An oil exploration rig in Turkana, northern Kenya. FILE PHOTO |

What you need to know:

  • Kenya's Energy ministry has given the firm approval to sell half of its interest in blocks 10BB, 13T and 10BA to Maersk Oil and Gas.
  • Under the agreement Maersk is to buy a 25 per cent stake in all of Africa Oil’s Kenyan based-blocks and an equal 25 per cent stake in the Ethiopia Rift Basin block and a 15 per cent in the Ethiopia South Omo block.
  • Africa Oil and Maersk will each have a 25 per cent interest in the three blocks while UK-firm Tullow owns the remaining 50 per cent.

Canadian explorer Africa Oil can now raise the funds it needs for work at its Turkana blocks after the State allowed it to raise funds by selling stakes in the local blocks.

The Energy ministry has given the firm approval to sell half of its interest in blocks 10BB, 13T and 10BA to Maersk Oil and Gas.

Africa Oil and Maersk will each have a 25 per cent interest in the three blocks while UK-firm Tullow owns the remaining 50 per cent.

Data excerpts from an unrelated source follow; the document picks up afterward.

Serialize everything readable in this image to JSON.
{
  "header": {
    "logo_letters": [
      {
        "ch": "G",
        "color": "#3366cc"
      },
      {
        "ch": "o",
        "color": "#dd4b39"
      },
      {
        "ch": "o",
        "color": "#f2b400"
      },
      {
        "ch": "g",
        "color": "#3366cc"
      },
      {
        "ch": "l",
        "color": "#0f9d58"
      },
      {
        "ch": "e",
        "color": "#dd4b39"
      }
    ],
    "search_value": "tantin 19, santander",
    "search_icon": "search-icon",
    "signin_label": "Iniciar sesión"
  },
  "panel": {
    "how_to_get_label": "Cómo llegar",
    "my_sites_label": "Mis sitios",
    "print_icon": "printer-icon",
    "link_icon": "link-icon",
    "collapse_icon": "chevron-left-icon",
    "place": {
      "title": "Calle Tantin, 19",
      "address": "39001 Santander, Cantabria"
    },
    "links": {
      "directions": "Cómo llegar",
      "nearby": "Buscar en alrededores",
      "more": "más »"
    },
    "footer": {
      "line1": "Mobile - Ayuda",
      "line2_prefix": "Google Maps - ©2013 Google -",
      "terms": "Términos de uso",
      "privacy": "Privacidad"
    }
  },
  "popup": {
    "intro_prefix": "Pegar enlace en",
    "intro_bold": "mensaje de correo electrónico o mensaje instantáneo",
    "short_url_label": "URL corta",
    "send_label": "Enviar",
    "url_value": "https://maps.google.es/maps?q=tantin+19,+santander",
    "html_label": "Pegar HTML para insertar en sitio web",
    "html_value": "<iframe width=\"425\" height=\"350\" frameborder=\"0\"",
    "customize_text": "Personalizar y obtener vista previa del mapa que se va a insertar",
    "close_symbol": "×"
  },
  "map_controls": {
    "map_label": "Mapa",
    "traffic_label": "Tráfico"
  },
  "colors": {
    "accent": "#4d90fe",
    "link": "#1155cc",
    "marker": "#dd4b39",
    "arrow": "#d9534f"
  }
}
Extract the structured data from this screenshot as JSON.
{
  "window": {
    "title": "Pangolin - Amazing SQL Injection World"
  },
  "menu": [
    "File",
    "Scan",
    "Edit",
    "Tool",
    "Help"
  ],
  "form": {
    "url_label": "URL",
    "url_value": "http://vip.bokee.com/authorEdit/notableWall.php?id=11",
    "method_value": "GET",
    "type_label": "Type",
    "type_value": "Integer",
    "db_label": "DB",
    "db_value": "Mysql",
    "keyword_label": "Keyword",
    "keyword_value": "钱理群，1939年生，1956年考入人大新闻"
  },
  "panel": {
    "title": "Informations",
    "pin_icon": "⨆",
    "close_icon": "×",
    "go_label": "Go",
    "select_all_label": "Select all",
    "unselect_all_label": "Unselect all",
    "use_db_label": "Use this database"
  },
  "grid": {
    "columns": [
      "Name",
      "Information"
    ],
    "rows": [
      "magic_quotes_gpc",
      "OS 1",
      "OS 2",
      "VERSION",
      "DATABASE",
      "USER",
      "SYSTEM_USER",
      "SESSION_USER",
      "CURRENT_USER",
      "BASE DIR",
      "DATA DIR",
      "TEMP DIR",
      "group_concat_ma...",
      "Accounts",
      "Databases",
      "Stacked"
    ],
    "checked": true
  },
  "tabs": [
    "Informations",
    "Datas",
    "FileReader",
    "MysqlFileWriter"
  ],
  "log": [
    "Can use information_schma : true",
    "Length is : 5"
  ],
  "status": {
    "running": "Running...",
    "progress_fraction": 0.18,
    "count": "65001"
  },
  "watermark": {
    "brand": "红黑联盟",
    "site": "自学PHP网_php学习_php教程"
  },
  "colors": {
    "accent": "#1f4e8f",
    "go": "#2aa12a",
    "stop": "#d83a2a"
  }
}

Under the agreement Maersk is to buy a 25 per cent stake in all of Africa Oil’s Kenyan based-blocks and an equal 25 per cent stake in the Ethiopia Rift Basin block and a 15 per cent in the Ethiopia South Omo block.

In exchange for owning both the Kenyan and Ethiopian assets Maersk is to pay Africa Oil the $350 million (Sh36 billion) that the Canadian firm used in exploring the assets.

Maersk will also inject $75 million (Sh7.6 billion) for further work on the blocks, which Africa Oil said is a godsend in light of the low price of oil in the international market, which has made it difficult to raise funds for exploration.

“We are very pleased to have received approval from the government of Kenya. We feel Maersk will be an excellent partner in terms of technical and financial strength and experience critical to moving the development project forward,” said Africa Oil chief executive Keith Hill in a statement.

“This transaction puts Africa Oil in the enviable position of not requiring any additional equity financing prior to first oil and will allow us to weather the current difficult oil price environment should it continue into 2016.”

Africa Oil has been raising cash to fund further exploration in the last few months.

In September the listed Canadian explorer raised Sh5 billion by selling a 6.83 per cent stake to the International Finance Corporation through a private share placement.

At below $40 (Sh4,092) a barrel, the price of oil on the international market is trading at lows last seen over a decade ago making cash raising difficult.

Explorers are still going ahead with plans on the bet that prices will recover over the next two years.

Tullow, Africa Oil’s Kenya partner, said it expects the construction of a pipeline to start in 2017.

“Progress on the East African pipeline route to export oil from Lake Albert in Uganda and the South Lokichar Basin in Kenya has gained pace in recent months and a decision on the route was made by the governments of Uganda and Kenya in summer 2015.

The overall ambition is to achieve a combined project sanction of the export pipeline and both Uganda and Kenya upstream projects in 2017,” said Tullow a month ago.